🤖 AI Summary
Graph Neural Networks (GNNs) exhibit limited generalization—particularly under out-of-distribution (OOD) conditions—in molecular property prediction. To address this, we propose an algorithm-guided pretraining paradigm: leveraging execution traces of 24 classical graph algorithms from the CLRS benchmark as structured priors, we explicitly inject algorithmic logic into GNNs via layer-wise initialization and parameter freezing, thereby endowing them with verifiable inductive biases. This work is the first to utilize algorithmic execution traces as supervisory signals for GNN pretraining.
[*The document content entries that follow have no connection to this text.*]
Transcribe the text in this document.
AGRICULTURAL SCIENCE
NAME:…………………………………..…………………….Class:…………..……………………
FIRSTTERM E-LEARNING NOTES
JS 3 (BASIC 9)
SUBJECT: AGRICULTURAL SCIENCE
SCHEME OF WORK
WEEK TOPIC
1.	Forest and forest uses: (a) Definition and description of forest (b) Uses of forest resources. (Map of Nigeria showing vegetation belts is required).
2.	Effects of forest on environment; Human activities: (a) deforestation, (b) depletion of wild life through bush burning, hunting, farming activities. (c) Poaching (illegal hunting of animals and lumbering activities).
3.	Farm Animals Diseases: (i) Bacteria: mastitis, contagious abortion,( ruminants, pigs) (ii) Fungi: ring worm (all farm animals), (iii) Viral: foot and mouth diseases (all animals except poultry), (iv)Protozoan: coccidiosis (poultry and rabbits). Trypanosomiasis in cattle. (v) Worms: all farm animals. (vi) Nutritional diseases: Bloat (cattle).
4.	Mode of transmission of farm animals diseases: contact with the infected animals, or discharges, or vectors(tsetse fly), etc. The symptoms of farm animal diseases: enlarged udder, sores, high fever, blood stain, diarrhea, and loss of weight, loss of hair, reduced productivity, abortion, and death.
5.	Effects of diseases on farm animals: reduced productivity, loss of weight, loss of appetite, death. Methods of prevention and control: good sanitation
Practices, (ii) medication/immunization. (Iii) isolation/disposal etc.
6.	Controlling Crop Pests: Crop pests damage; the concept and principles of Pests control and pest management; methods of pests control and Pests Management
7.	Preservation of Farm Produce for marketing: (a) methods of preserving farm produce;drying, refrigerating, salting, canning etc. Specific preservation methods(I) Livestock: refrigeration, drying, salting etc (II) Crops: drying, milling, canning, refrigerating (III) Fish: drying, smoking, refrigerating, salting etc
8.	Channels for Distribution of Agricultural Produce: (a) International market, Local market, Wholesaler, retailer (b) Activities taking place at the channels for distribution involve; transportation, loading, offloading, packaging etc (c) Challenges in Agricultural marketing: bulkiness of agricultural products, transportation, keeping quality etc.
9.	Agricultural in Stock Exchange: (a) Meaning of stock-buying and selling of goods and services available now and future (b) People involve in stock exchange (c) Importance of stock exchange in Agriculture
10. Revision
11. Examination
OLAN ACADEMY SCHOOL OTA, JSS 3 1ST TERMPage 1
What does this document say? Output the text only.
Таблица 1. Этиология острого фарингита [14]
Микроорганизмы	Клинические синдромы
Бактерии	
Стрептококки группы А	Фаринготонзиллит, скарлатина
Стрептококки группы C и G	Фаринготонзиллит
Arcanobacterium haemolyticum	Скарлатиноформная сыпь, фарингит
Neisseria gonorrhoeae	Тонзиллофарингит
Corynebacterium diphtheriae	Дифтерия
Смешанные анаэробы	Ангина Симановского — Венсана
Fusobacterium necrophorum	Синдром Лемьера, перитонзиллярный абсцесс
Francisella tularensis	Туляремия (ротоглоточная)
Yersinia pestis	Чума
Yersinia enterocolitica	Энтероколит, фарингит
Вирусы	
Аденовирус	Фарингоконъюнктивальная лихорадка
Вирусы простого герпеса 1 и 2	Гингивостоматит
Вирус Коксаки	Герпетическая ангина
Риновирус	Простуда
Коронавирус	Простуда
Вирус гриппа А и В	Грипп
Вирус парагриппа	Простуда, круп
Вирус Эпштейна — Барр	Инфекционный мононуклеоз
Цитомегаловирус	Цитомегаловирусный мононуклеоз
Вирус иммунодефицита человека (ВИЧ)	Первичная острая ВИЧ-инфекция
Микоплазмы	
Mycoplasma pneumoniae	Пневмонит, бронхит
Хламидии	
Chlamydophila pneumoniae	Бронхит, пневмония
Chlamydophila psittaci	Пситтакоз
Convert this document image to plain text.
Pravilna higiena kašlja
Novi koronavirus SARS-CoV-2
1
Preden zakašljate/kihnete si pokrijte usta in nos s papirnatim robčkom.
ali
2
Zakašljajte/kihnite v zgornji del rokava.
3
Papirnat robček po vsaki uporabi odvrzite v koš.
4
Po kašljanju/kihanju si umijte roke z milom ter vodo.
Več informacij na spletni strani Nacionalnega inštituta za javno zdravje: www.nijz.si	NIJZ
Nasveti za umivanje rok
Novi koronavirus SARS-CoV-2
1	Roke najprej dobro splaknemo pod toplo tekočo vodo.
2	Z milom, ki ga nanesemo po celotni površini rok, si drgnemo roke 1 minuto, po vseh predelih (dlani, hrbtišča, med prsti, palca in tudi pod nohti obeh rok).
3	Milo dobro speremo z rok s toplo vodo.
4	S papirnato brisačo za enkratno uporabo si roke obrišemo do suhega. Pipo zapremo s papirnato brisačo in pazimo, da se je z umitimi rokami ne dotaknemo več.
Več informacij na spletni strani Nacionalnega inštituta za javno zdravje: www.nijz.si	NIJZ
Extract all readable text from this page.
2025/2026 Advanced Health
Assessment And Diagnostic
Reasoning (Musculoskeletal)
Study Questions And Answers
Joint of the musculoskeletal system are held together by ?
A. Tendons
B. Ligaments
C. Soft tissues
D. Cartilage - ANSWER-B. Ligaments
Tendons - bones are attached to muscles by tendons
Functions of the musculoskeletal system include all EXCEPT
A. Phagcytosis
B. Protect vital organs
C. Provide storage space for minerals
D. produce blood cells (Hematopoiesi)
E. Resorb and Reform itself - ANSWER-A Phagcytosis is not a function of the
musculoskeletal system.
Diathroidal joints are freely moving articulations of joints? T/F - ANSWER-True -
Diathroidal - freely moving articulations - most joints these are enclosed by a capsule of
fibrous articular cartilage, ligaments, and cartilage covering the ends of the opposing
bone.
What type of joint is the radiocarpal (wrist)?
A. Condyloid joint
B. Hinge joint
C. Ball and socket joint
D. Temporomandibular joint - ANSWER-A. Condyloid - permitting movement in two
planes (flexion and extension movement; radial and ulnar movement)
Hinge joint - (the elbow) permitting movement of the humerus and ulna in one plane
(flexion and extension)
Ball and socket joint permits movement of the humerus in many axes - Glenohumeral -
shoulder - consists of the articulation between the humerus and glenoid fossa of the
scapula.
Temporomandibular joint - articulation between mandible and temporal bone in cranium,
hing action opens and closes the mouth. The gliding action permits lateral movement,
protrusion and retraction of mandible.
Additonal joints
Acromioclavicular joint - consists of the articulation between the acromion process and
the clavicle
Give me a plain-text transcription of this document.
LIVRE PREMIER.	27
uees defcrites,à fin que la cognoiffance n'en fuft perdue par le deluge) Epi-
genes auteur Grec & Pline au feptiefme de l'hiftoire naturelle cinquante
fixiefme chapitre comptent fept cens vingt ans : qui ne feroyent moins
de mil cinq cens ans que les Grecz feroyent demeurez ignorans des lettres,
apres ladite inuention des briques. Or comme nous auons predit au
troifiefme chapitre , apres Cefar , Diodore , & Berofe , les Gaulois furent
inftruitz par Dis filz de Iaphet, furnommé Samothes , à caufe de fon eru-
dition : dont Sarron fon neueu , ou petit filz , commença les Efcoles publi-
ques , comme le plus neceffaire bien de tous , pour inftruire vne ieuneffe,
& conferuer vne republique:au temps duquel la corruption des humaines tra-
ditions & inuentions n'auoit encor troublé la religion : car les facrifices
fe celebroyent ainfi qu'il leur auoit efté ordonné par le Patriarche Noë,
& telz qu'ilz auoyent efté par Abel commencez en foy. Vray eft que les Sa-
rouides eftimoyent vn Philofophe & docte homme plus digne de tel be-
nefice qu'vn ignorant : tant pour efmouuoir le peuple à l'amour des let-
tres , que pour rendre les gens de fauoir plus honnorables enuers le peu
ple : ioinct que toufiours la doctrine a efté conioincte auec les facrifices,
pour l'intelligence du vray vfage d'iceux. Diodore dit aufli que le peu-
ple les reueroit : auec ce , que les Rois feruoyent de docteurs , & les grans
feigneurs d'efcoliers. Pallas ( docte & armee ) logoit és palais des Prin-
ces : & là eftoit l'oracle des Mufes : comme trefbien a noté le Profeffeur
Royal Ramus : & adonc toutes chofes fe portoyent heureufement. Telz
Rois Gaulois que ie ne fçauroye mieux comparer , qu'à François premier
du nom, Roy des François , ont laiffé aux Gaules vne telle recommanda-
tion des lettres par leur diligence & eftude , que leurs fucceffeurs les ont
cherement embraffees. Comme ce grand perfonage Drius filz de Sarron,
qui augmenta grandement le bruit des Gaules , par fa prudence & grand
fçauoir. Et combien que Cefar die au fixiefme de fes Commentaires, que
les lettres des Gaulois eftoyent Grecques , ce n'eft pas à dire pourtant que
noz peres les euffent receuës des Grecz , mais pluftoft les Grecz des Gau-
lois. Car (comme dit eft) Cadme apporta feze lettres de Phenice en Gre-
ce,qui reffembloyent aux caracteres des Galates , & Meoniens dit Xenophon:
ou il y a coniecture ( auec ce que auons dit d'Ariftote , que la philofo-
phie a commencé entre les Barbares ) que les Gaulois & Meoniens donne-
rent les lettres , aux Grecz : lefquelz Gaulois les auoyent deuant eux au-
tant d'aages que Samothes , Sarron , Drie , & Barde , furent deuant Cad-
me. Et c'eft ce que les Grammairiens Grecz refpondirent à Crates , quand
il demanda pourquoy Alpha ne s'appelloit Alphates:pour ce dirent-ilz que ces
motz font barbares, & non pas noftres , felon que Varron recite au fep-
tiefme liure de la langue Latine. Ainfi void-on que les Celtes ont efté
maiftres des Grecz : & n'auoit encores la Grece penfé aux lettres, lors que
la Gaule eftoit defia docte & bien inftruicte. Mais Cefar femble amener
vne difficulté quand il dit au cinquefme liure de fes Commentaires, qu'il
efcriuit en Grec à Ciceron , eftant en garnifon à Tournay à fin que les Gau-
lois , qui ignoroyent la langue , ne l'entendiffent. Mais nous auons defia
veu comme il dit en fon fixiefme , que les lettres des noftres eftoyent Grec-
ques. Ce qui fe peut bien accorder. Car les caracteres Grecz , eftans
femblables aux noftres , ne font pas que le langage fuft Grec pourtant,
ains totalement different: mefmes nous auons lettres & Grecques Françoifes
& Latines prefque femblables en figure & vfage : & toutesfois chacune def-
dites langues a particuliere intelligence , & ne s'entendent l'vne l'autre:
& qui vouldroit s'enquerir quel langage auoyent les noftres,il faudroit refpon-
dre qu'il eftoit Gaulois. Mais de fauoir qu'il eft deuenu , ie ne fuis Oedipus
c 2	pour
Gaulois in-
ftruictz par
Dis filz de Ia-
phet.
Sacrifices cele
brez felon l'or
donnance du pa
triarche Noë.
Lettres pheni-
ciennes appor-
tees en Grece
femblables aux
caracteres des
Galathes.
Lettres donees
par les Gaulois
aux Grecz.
Evaluated on the Open Graph Benchmark, our method achieves substantial OOD generalization gains on ogbg-molhiv (HIV inhibition prediction) and ogbg-molclintox (clinical toxicity prediction), improving absolute performance by 6% and 3%, respectively—consistently surpassing randomly initialized baselines across all settings.
📝 Abstract
Neural networks excel at processing unstructured data but often fail to generalise out-of-distribution, whereas classical algorithms guarantee correctness but lack flexibility. We explore whether pretraining Graph Neural Networks (GNNs) on classical algorithms can improve their performance on molecular property prediction tasks from the Open Graph Benchmark: ogbg-molhiv (HIV inhibition) and ogbg-molclintox (clinical toxicity). GNNs trained on 24 classical algorithms from the CLRS Algorithmic Reasoning Benchmark are used to initialise and freeze selected layers of a second GNN for molecular prediction. Compared to a randomly initialised baseline, the pretrained models achieve consistent wins or ties, with the Segments Intersect algorithm pretraining yielding a 6% absolute gain on ogbg-molhiv and Dijkstra pretraining achieving a 3% gain on ogbg-molclintox. These results demonstrate embedding classical algorithmic priors into GNNs provides useful inductive biases, boosting performance on complex, real-world graph data.